One woman who was visited by police said the welfare visit "seemed patronising to elderly people".

"I mean, why should, just because one's 85, one be assumed to be kind of helpless and weak and pathetic and needing comforting police to come and pat you on the back?"

Another woman said she'd never had contact with police before and immediately thought someone in her family had been in an accident.

Police Assistant Commissioner Bill Searle said police accepted the checkpoint had been unlawful.

However the IPCA had acknowledged that the subsequent police welfare visits were in accordance with police policy and did not breach the Privacy Act.

"The authority also notes that staff sought advice from suicide prevention specialists, and that the staff conducting these visits were briefed to treat individuals with dignity, respect, empathy and professionalism."

Searle said police "fully recognise the sensitivities about euthanasia, however we take no moral position about this issue".

Austen's lawyer Dr Donald Stevens QC said "one of the more troubling features of the report" was that the acting Area District Commander and the Area Commander had not recognised what their staff were planning to do was unlawful and stopped them.

He blamed the under-resourcing and lack of training of police for the issue.

Despite the authority's findings he questioned whether the police's welfare visits were appropriate.

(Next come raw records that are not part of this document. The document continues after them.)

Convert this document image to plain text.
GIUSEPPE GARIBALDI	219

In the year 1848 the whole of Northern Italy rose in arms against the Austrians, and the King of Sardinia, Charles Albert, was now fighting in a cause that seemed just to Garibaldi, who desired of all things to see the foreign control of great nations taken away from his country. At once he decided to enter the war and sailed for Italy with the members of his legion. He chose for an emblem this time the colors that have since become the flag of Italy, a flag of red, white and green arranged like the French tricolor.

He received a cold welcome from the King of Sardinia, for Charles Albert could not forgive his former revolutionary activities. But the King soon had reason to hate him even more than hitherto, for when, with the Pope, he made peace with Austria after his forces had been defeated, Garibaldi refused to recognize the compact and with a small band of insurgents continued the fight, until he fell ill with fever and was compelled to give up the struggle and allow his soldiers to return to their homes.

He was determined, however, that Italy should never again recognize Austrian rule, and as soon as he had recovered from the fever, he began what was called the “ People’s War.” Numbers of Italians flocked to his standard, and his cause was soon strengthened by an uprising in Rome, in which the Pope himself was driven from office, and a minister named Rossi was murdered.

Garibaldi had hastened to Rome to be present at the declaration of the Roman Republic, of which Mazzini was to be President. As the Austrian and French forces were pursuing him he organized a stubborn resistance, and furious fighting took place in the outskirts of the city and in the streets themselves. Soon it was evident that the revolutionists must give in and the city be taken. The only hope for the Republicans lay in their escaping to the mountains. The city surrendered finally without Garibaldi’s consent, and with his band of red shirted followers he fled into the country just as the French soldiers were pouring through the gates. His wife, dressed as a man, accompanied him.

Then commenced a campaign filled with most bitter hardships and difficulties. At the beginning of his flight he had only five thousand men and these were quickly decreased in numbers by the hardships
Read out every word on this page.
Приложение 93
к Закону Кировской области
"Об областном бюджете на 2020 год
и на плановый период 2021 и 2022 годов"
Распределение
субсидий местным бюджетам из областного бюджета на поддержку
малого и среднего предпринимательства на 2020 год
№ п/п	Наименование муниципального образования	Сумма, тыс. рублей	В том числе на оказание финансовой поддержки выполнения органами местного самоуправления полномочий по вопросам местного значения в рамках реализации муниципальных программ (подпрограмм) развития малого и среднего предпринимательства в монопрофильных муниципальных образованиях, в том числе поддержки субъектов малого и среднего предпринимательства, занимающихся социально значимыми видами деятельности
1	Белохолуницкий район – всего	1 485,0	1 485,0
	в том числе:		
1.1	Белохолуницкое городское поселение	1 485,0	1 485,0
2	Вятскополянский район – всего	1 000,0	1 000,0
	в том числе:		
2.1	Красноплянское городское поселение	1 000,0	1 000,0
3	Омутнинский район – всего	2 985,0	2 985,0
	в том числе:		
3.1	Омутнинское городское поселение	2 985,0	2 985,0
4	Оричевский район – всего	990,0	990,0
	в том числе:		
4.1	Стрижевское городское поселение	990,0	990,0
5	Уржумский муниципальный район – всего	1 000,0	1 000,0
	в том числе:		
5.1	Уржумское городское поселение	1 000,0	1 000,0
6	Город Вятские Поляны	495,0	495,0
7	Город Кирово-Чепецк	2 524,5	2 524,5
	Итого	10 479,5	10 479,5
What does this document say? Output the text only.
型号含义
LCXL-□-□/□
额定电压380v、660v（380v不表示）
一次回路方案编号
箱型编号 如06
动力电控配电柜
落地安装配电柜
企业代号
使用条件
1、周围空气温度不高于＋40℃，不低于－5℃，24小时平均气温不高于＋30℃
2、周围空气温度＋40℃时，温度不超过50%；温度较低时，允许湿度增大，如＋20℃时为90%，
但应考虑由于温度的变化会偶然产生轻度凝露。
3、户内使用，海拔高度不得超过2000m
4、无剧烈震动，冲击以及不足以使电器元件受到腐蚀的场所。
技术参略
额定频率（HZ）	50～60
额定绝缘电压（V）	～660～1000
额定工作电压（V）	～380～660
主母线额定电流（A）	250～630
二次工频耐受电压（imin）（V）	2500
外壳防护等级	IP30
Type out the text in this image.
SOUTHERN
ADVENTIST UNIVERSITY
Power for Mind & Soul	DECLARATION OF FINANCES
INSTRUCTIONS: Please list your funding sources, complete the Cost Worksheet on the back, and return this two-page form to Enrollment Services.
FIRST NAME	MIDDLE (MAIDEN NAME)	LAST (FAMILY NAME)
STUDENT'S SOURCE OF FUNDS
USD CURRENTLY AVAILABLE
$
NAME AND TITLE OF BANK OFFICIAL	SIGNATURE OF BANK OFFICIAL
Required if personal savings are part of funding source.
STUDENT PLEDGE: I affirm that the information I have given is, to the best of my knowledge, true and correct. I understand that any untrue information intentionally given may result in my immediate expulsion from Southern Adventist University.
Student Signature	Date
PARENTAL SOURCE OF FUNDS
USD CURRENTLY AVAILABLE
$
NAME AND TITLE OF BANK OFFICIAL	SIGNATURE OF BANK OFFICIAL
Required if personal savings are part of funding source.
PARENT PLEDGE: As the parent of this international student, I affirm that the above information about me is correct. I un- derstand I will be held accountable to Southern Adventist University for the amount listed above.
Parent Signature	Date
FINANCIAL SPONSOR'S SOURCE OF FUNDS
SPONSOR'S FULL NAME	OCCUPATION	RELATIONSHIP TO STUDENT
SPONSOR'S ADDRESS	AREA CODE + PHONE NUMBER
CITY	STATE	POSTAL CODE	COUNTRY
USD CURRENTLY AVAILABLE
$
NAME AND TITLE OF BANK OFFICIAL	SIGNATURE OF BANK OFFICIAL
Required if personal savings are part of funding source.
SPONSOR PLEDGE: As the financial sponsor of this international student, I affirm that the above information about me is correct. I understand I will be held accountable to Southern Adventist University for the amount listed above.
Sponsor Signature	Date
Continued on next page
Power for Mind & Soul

"Anyone who was in court and listened to the audio of the bugged conversation from the Exit meeting would not think that suicide was imminent... as the police seem to think. It was a collection of people who were seeking to ed and inform themselves about their possible future options should their health should take a turn for the worse. "

Privacy Commissioner John Edwards said the visits from police left people feeling uncertain about their ability to speak freely, and anxious that more visits would follow.

He said the way the information was collected breached the Privacy Act.

"Police used an unlawful checkpoint to take advantage of the public's trust in them and collect information from people who were not legally required to provide it.

"Police approached them after unlawfully collecting their information, and questioned them about a socially and politically sensitive subject. It is fair to say that the actions by the police officers caused those complainants harm," Edwards said.

He acknowledged that police believed the meeting attendees were at risk, and said apologies from police and an undertaking to delete the information collected at the checkpoint were appropriate resolutions to the complaints.